貿易面では、増値税の輸出還付率引き上げが08年8月以降3度実施された。雇用維持を狙いとしたため、引き下げ対象は主として労働集約型産業(繊維、玩具など)の製品である。ただし、回を経るごとに、対象品目が拡大されるとともに、12月の引き上げの際には、バイクや一部家電など、技術集約型産業の製品も加えられるようになっている。
■景気刺激策の今後の展開と懸念事項
一連の施策は、景気の減速に歯止めをかける効果が期待されている。とくに、4兆元規模の景気刺激策については「年1%ポイントの成長率の押し上げ」という試算を政府自身が示しているように、景気対策の切り札として大きな期待がかかっている。世界経済が想定以上に悪化した場合には、政府は内需拡大策のさらなる上積みにより、新規雇用の創出に必要とされる8%成長を是が非でも確保しようとするであろう。

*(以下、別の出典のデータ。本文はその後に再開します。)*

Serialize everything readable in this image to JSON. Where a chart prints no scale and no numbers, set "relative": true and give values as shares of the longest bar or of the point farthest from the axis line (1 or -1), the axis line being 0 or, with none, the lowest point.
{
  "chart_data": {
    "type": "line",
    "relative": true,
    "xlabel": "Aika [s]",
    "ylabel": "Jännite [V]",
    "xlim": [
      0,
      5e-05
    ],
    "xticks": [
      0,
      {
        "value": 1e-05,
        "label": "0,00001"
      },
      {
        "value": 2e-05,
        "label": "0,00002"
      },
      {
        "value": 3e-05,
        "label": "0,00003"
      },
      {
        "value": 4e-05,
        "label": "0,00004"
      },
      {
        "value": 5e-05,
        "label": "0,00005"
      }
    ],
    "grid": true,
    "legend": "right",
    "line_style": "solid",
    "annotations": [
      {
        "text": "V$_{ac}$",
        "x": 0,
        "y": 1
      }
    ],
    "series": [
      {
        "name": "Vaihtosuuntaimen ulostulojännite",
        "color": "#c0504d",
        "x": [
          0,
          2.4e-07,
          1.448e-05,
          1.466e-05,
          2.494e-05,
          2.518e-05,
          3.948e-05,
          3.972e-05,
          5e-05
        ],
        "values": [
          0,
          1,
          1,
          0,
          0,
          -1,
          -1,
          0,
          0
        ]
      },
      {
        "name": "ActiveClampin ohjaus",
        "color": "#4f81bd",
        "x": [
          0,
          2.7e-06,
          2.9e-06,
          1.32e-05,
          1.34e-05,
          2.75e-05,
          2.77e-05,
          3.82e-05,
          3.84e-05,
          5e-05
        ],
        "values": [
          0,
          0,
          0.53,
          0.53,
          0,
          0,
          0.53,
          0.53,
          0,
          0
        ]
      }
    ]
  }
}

こうしたなか、企業の間で行政当局が実施する施策への過度な期待により、健全な発展が損なわれるなど、いくつかの点が懸念される。最大の懸念事項と考えられるのは、投資の再過熱に伴う弊害である。かつて内需拡大策を執行する過程では、規模ばかりが強調され、重複建設や手抜き工事の多発等が問題となった。すでに、地方政府が競うように投資計画を積み上げた結果、合計規模は4兆元を大きく上回る水準(一部報道では、18~30兆元)に達している。景気悪化の回避が最優先課題とされる状況ではあるが、投資の大半を管轄する地方政府の冷静な対処がとくに望まれる。